Maiden Castle is an iron age hill-fort in the south of England, near Dorchester (Roman Durnovaria). It is the largest iron-age hill-fort in Europe. The name "Maiden" derives from the Celtic "Mai Dun" meaning "great hill". The whole hill and ramparts enclose an area of 45 acres.

A causewayed camp was erected on the hill around 3500 B.C., and around 3000 B.C. a huge barrow or burial mound, 545 metres (1788 feet) in length was added. In about 450 B.C. the hill-fort was extended to the west and in the third century B.C. the fortifications, the ditches and ramparts were enlarged, with entrances to the east and west of the hill. During this period the hill-fort was a flourishing town.

The massive inner defences View over the defences from the summit of the hill

In 43 A.D. the Romans arrived in Britain. At this time the hill-fort was occupied by the Durotriges. The Second Roman Legion, commanded by Vespasian, the future Emperor, attacked the castle, defended by warriors with a huge store of 40,000 sling stones taken from nearby Chesil Beach, taking it after a fierce battle. Recent excavations have uncovered the skeletons of 38 of the defending warriors, buried with food and drink for their journey into the after-life. You can see one of these skeletons in the Dorchester Museum, with a Roman arrowhead still lodged in it's spine.

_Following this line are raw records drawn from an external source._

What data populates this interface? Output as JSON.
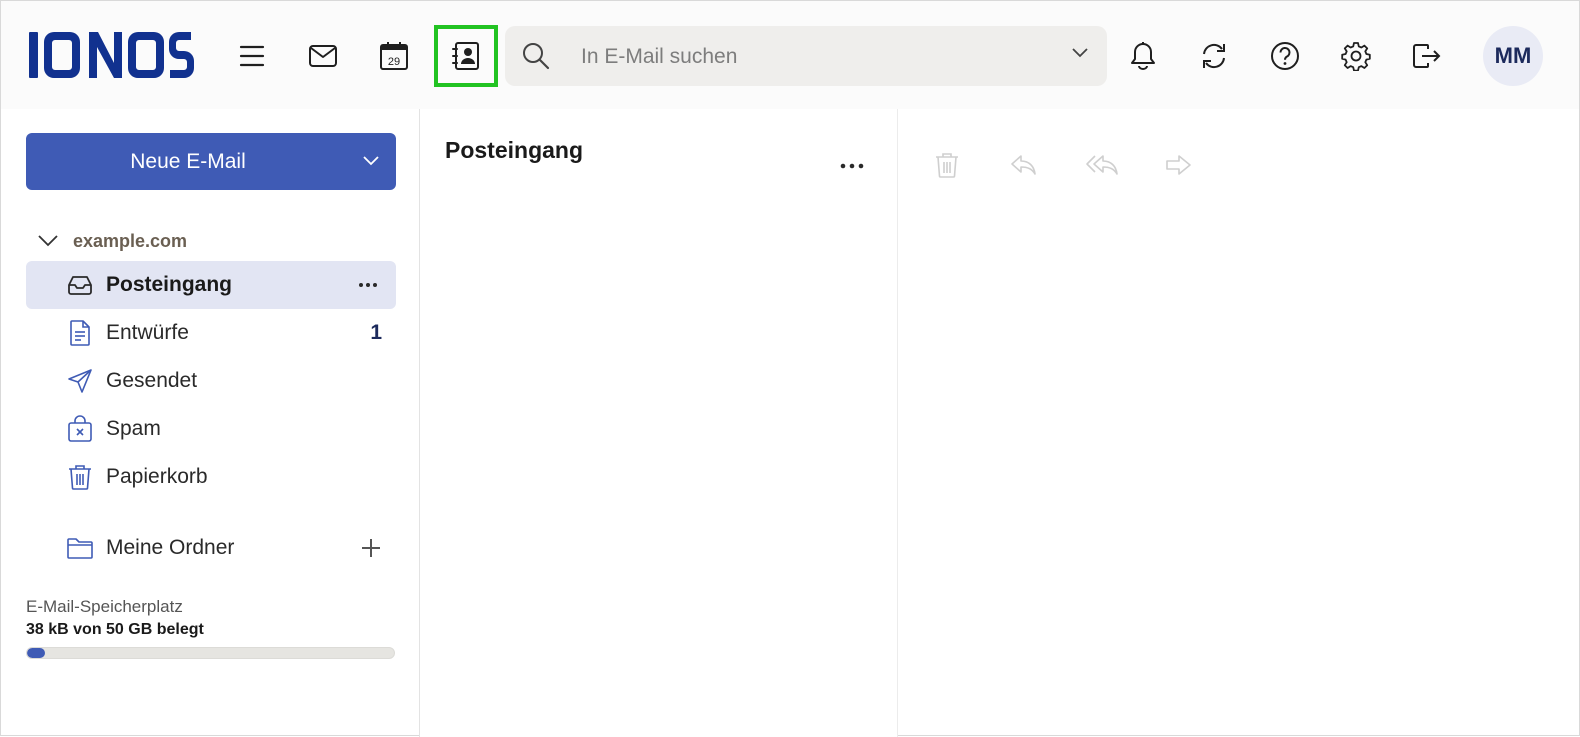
{
  "app": {
    "brand": "IONOS",
    "brand_color": "#11318f",
    "accent": "#3f5bb5",
    "highlight": "#22c322"
  },
  "toolbar": {
    "icons": [
      "menu-icon",
      "mail-icon",
      "calendar-icon",
      "contacts-icon"
    ],
    "calendar_day": "29",
    "highlighted": "contacts-icon"
  },
  "search": {
    "placeholder": "In E-Mail suchen"
  },
  "header_actions": [
    "bell-icon",
    "sync-icon",
    "help-icon",
    "gear-icon",
    "logout-icon"
  ],
  "user": {
    "initials": "MM"
  },
  "compose": {
    "label": "Neue E-Mail"
  },
  "account": {
    "name": "example.com"
  },
  "folders": [
    {
      "label": "Posteingang",
      "icon": "inbox-icon",
      "active": true
    },
    {
      "label": "Entwürfe",
      "icon": "draft-icon",
      "count": "1"
    },
    {
      "label": "Gesendet",
      "icon": "sent-icon"
    },
    {
      "label": "Spam",
      "icon": "spam-icon"
    },
    {
      "label": "Papierkorb",
      "icon": "trash-icon"
    }
  ],
  "my_folders": {
    "label": "Meine Ordner"
  },
  "storage": {
    "label": "E-Mail-Speicherplatz",
    "value": "38 kB von 50 GB belegt",
    "used_fraction": 0.05
  },
  "list": {
    "title": "Posteingang"
  },
  "reading_toolbar": [
    "delete-icon",
    "reply-icon",
    "reply-all-icon",
    "forward-icon"
  ]
}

An arrowhead in the spine of a defender (Dorchester Museum)

The remaining inhabitants moved to the new Roman town of Durnovaria, now Dorchester, and Maiden Castle was deserted. A Romano-Celtic temple was built in the 4th century, A.D. It's 12 metre square foundations are still visible.

Approaching the entrances to the hill-fort, you are met with a complex series of "small" ditches, ("small" being a relative term here). This was no doubt to confuse enemies and expose them to spears and arrows from above. Having safely negotiated our way through these obstacles, we come to the two, and in places three, massive ditches dug all the way round the hill-top. The ramparts formed by these ditches rise to a height of 6 metres (20 feet). On top of the ramparts would have been wooden fences, with wooden gates at the entrances.

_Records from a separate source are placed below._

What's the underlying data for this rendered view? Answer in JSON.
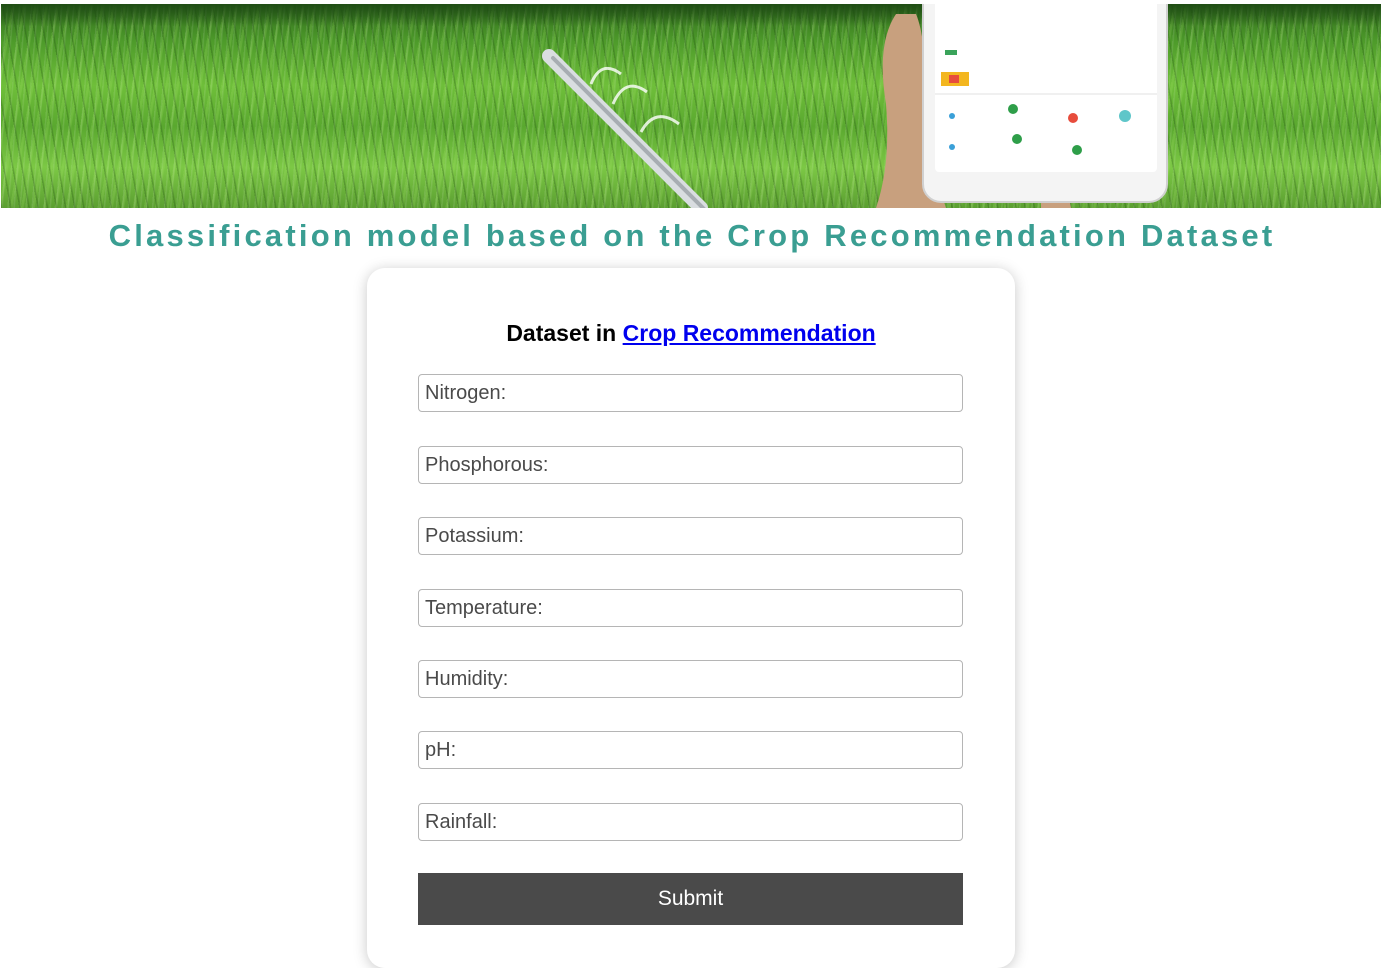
{
  "banner": {
    "image_name": "green-field-with-tablet-image"
  },
  "page": {
    "title": "Classification model based on the Crop Recommendation Dataset"
  },
  "form": {
    "heading_prefix": "Dataset in",
    "heading_link": "Crop Recommendation",
    "fields": [
      {
        "placeholder": "Nitrogen:",
        "value": ""
      },
      {
        "placeholder": "Phosphorous:",
        "value": ""
      },
      {
        "placeholder": "Potassium:",
        "value": ""
      },
      {
        "placeholder": "Temperature:",
        "value": ""
      },
      {
        "placeholder": "Humidity:",
        "value": ""
      },
      {
        "placeholder": "pH:",
        "value": ""
      },
      {
        "placeholder": "Rainfall:",
        "value": ""
      }
    ],
    "submit_label": "Submit"
  },
  "colors": {
    "title": "#3a9e92",
    "link": "#0000ee",
    "button_bg": "#4a4a4a",
    "button_text": "#ffffff"
  }
}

The summit of the hill-fort is flat(ish). In that respect, it is reminiscent of the summit of Masada, that Judean hill-fort captured by the legions of the same Vespasian that captured this one 30 years before. There are some iron-age burial mounds on the summit as well as the stone foundations of the Romano-Celtic temple.

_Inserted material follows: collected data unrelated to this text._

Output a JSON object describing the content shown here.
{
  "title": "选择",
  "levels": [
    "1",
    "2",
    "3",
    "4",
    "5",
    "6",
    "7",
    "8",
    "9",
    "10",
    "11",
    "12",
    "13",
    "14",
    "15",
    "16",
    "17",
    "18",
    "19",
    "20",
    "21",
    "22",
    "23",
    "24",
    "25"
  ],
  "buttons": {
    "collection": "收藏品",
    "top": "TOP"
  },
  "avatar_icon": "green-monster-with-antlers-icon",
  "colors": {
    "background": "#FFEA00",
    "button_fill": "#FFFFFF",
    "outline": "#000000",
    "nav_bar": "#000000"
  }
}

Part of the summit of the hill Foundations of the Romano-Celtic Temple

The hill was completely abandoned after the Romans left. It may have been used by the Saxons - the remains of a ritually murdered man were found at the east end of the hill, dating from around 635 A.D. Since then the place has been deserted - apart from Julia Christie and Terence Stamp running around it in "Far from the Madding Crowd" and the occasional tourist.